As Charles Gramlich said in the comments, "On Writing" isn't an actual book on writing. To a point I have to agree with him. Even when King discusses writing and tackles all the necessary for a budding writer building blocks he gives examples through his fiction. He distances himself from abstractions or a lengthy list of rules one must apply while writing.

In about one hundred or so pages King covers the nature of writing, vocabulary, grammar, dialogue, paragraphs, structure, pacing, characters, plot, story, themes, descriptions and editing. Is this enough? For veteran writers with several manuscripts under their belts [be they published or not] supposedly not really, but "On Writing" is the perfect book on the art of writing for new writers.

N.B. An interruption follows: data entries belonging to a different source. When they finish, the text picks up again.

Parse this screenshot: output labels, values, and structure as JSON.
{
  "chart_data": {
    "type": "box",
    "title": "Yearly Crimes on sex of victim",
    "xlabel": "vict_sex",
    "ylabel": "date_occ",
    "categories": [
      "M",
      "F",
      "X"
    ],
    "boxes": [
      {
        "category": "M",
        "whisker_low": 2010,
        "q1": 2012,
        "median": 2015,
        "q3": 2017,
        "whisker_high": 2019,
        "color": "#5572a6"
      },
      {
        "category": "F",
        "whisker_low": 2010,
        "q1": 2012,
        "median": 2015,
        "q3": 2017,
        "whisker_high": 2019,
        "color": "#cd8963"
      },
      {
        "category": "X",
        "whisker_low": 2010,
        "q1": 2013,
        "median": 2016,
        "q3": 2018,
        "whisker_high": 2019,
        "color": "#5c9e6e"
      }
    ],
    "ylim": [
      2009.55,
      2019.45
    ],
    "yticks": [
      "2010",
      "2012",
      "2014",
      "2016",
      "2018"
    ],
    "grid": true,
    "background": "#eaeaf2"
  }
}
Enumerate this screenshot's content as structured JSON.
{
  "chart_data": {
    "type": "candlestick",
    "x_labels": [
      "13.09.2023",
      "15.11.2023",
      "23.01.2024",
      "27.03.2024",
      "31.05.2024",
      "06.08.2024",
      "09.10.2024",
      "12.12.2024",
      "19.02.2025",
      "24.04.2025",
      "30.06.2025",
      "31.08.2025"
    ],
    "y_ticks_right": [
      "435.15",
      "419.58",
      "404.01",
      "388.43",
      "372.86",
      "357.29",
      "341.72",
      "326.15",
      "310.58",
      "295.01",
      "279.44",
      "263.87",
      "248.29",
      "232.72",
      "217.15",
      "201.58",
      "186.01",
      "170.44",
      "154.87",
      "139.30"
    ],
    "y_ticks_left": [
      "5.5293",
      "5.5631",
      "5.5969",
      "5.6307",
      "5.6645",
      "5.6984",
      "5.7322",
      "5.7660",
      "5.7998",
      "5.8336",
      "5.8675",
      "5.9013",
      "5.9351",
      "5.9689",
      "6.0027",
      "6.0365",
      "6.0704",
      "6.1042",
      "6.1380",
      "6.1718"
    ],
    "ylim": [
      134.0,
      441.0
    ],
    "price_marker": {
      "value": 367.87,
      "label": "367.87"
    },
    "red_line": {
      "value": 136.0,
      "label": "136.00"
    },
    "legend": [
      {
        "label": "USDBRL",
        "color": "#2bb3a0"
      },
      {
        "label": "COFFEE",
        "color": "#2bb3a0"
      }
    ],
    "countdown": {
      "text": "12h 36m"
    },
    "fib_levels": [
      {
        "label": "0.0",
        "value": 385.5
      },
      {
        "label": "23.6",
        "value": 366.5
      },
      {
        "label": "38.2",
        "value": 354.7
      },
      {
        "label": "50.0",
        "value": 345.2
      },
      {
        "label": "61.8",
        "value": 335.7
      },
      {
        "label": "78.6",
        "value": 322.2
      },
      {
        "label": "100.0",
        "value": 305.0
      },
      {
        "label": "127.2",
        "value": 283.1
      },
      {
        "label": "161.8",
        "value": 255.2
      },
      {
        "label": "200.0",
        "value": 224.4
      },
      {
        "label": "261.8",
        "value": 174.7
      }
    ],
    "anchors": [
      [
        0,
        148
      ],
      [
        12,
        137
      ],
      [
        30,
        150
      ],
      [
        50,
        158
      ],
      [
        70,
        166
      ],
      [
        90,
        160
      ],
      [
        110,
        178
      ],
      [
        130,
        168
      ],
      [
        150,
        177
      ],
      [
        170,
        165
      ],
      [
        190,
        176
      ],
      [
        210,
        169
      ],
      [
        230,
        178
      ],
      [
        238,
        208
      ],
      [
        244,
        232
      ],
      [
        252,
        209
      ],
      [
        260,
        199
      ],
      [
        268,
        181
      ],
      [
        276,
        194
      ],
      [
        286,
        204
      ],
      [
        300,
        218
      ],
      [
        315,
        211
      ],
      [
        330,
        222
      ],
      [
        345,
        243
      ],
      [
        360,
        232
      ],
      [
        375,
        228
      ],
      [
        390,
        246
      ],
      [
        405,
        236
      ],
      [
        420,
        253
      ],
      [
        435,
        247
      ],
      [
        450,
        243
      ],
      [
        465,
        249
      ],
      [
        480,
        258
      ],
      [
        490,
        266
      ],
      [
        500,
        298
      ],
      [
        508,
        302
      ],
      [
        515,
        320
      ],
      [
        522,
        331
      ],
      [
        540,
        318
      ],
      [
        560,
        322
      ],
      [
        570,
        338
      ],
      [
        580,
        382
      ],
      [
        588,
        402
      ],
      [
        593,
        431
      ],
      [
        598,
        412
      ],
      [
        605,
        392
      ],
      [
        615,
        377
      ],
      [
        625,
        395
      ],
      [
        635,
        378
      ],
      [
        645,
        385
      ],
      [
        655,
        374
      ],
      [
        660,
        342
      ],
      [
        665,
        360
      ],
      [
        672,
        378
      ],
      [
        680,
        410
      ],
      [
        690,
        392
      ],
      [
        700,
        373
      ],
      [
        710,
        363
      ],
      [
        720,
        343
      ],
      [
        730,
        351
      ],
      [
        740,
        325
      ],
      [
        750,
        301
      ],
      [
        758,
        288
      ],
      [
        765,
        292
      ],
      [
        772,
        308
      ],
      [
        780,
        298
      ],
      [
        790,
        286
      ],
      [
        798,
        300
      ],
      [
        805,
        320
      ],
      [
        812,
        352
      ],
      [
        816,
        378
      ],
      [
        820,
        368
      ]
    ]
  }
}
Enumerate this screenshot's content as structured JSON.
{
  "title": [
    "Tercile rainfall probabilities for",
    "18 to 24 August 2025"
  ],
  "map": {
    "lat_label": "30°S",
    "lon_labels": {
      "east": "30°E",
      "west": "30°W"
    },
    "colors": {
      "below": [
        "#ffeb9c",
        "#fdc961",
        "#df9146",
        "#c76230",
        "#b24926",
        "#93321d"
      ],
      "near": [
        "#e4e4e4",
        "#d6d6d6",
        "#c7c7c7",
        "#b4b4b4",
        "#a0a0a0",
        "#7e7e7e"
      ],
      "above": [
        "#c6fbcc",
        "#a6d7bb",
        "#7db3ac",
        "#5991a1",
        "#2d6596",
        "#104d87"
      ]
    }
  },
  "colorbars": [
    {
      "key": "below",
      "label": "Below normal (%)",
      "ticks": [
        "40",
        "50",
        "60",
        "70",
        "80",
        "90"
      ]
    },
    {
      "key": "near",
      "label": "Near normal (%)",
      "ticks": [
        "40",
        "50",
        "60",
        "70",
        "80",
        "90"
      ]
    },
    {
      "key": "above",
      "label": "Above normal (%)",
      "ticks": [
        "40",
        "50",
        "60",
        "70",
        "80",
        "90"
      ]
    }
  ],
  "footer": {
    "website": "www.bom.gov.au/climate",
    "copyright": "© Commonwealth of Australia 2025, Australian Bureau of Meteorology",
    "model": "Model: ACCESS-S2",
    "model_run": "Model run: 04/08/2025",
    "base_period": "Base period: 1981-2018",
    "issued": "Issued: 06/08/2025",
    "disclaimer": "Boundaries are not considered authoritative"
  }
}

Probably those writing book one or two or those planning to sit down and write their first novel.

"On Writing" lays the easy-to-grasp fundamentals in each category. King does so without overcomplicated explanations and remains honest about it. Two concepts King backs up through the whole bulk of his book. King advocates for simplicity. When he talks about word use and vocabulary King emphasizes on the context. One of his rules is to never use big words for the sake of sounding erudite. In the chapter for descriptions, King advises to be minimalistic, employing only key details in key positions. When he talks about direct speech and how to introduce it, King is adamant that 'he said/she said' suffices.

As far as truth goes, King delivers it on many levels. First, he is big enough to admit that whatever works for him probably won't work for others, which is true, because I have not the slightest intention of agreeing that outlines kill the spontaneous act of creativity. You'll never read 'You should do this or that', you will read 'What I do here is this or that' or 'it's this and this that work for me'.

On employing truth in writing King comments when explaining one of the sacred cardinal rules 'Write What You Know'. It's important to understand that this rule does not restrict the writers to topics they have dealt with, because which writer has ever slain zombies or dragons with weapons [be they makeshift or enchanted]. No, the rule binds writers to be honest in the emotions they portray. As long as you are not faking the fear of the zombie horde your protagonist has to face, then all is a-okay. For the rest there is research.

This is it. In short. Hope this didn't turn into a 'too long; didn't read'.


Todd Newton said...

"On Writing" is one of those books that every writer should keep on a nearby shelf, regardless of their ability or progression in their career. Much like Holly Lisle's "Mugging the Muse," it helps not only with the mechanics but also the emotional aspect of what being a writer is. Many books avoid this, or speak from such an obscure angle as to be of no help, but it is just as important as the actual "how to put words on a page" stuff.

J. Griffin Barber said...

A good analysis.

Charles Gramlich said...

the books that talk about the emotional aspects are much more hit and miss for me than the technique books. Some techniques at least are universal. The emotion and passion is always individual.

Harry Markov said...

@ Todd: I think they avoid it, because it is a hit or miss like Chales said, but what King does is not really advise, but share his path to publication and let the reader take what he needed from the story.

@ J: Thank you.

@ Charles: Pretty much what I said above goes about your comment.